If you want to get a true sense of what literary criticism is missing, consider John Barth’s The Friday Book, and the manner in which he updated his controversial essay, “The Literature of Exhaustion.” Barth had written in 1967, “Our century is more than two-thirds done, it is dismaying to see so many of our writers following Dostoevsky or Tolstoy or Balzac, when the question seems to me to be how to succeed not even Joyce or Kafka, but those who succeeded Joyce and Kafka and are now in the evenings of their own careers. Barth updated this sentence with the following footnote:
Author’s note, 1984: Did I really say this remarkably silly thing back in ’67? Yup, and I believed it, too. What I hope are more reasonable formulations of the idea may be found in the Friday-pieces “The Spirit of Place” and “The Literature of Replenishment,” farther on.
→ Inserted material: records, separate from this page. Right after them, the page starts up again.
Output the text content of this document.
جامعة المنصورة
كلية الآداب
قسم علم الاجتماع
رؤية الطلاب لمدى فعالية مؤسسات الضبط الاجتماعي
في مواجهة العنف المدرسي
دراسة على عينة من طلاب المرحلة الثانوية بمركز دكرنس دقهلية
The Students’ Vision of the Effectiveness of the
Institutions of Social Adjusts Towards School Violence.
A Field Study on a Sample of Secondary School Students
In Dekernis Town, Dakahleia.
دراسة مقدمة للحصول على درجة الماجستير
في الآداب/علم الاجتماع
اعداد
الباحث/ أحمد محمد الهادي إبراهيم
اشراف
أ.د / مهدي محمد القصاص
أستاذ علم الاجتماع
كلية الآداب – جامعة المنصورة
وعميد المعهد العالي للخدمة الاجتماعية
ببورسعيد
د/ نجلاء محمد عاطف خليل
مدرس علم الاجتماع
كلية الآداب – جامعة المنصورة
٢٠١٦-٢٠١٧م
Can one imagine such a helpful critical clarification today? Today’s titans would rather be right than wrong. Dave Eggers reviews Infinite Jest with mixed results in 1996 and critically flip-flops without a helpful explanation.
Was it really that much of a surprise when Dale Peck turned heads with one simple sentence? The critical establishment has no desire to give itself a swift kick in the ass, much less exhibit the kind of playfulness and inclusive expertise that makes for good criticism. If the critical establishment cannot effect these qualities, then it deserves to die a lumbering and painful death. This monster has only itself to blame for ignoring so many passionate qualities.
Small wonder then that the litblog is considered to be the upstart competitor. And if it has to be this way, if the two sides in this apparent print-online war cannot cooperate and cannot learn from each other and cannot settle upon a detente by the end of the year, then the time has come for the litbloggers to break away and stand firmer on their feet. They must shout, “I’m an innovator and I’m proud!” and not let anyone get in the way of what they do. They must become more serious. They must generate better content. They must figure out a ways to apply better editing standards and inject more life into what they do. They must organize events. They must unite together and be more inclusive. (Bud Parr had the right idea with MetaxuCafe.) They must constantly question themselves and the Establishment and not get too cozy. They must remain clued in to tomorrow’s William Gaddises or Gilbert Sorrentinos.
And they must not make the same mistakes that the old guard did.